Los coches se amontonan en la esquina en triple fila, esperando el momento de poder acelerar para cruzar Rivera, como esperan los caballos nerviosos la campana y la apertura de la puerta para comenzar la carrera.
Un pie golpea varias veces el pedal de la moto hasta lograr el ronquido que anuncia que está pronta para, descaradamente, meterse entre los autos limitados en su movilidad
debido a su tamaño y poca flexibilidad, logrando adelantarse y salir airosa del tumulto. Un grosero improperio emerge de la cabina de un camión acompañado de la grave e insistente bocina que aturde a los transeúntes.
Los niños de la acera de enfrente gritan y corren detrás de un perro que huye de sus pequeños y temibles compinches de juego que parecen querer descuartizarlo.
Algunas hojas secas se quejan al quedar estrujadas bajo mis pies, las miro con pena porque pienso en lo verde, fuertes y brillantes que fueron, con nervaduras turgentes llenas de savia y lo que son ahora, frágiles e indefensas partes de un árbol que las desechó. Una de ellas, de vigorosos colores habano, naranja y rojo cae al pie del plátano, golpea suavemente contra las raíces que sobresalen del piso.
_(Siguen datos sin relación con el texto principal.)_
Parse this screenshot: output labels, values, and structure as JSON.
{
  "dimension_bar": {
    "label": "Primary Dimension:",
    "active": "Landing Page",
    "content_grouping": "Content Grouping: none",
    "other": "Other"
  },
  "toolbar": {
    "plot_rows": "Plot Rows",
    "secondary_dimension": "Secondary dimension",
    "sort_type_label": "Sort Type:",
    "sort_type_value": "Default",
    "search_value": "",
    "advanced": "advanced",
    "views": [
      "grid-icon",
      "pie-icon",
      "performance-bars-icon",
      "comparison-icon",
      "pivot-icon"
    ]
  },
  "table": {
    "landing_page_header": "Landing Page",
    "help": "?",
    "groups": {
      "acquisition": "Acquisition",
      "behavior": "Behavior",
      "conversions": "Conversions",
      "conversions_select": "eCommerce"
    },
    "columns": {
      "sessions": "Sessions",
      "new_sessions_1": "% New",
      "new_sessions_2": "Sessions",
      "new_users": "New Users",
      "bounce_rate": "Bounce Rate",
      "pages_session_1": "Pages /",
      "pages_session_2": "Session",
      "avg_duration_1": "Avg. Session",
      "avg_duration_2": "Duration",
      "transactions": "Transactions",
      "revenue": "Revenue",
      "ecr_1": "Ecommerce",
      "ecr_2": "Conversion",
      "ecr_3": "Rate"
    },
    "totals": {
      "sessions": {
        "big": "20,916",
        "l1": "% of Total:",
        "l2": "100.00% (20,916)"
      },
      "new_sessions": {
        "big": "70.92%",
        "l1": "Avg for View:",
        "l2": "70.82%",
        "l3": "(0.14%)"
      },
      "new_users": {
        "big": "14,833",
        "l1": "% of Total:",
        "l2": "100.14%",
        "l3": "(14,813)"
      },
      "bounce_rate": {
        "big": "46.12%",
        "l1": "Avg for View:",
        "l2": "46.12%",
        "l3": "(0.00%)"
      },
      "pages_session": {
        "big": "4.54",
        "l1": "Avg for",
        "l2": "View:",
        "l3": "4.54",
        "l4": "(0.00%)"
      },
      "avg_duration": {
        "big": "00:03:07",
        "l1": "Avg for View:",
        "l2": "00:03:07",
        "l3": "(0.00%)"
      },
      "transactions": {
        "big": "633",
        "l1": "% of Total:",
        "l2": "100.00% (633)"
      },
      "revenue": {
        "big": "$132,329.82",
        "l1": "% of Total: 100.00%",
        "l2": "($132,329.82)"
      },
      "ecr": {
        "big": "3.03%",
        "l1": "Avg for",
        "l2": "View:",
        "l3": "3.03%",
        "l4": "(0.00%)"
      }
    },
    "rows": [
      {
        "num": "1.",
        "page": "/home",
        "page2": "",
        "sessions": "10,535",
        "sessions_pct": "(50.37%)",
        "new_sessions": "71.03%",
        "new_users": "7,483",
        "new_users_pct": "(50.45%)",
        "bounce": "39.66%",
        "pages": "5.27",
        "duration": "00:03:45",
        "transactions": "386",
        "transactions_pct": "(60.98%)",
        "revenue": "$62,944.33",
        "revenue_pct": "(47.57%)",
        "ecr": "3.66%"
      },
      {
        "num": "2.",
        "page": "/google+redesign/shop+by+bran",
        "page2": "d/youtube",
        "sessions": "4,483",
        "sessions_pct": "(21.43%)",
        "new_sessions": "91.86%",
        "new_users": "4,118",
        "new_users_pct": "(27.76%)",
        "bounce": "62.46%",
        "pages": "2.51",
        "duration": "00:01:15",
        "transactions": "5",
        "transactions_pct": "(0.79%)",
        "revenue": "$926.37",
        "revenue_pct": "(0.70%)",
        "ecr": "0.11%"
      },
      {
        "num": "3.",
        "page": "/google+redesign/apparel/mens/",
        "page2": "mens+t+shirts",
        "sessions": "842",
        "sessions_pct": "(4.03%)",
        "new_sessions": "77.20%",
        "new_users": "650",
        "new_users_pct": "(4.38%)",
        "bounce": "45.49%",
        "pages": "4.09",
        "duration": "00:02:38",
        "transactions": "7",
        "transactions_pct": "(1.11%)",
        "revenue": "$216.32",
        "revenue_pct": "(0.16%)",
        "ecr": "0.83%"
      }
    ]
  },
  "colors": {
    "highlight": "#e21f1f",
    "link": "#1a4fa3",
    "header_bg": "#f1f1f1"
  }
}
La miro, me sonríe con su colorida cara otoñal de recién llegada a la superficie terrestre, la levanto con cuidado y siento la tibieza del calor del sol sobre su cuerpo, la tomo del tallo y le digo:

—No dejaré que te pisoteen, te prolongaré la vida luciéndote en uno de mis cuadros artesanales, así seguirás siendo admirada.

La campana de la iglesia comienza a tañer, las personas a paso lento entran a la iglesia, el murmullo va diminuyendo a medida que las figuras desaparecen al traspasar el portal.
Deslizo el cierre de mi cartera en busca del llavero, detecto su tintineo metálico, lo tomo, identifico la llave de la puerta de entrada. Me tropiezo con el escalón de mármol, empujo la pesada puerta de vidrio y hierro que se cierra detrás de mí con un golpe seco. El tránsito se percibe amortiguado. El ascensor está en planta baja, entro, marco segundo piso, el motor se pone en marcha. Entro a mi apartamento. Por fin estoy en casa, los sonidos de la calle se oyen lejanos, sólo la voz de la heladera y del tubo-luz me reciben tímidamente, invitándome a descubrir otro mundo sonoro, el de mi hogar.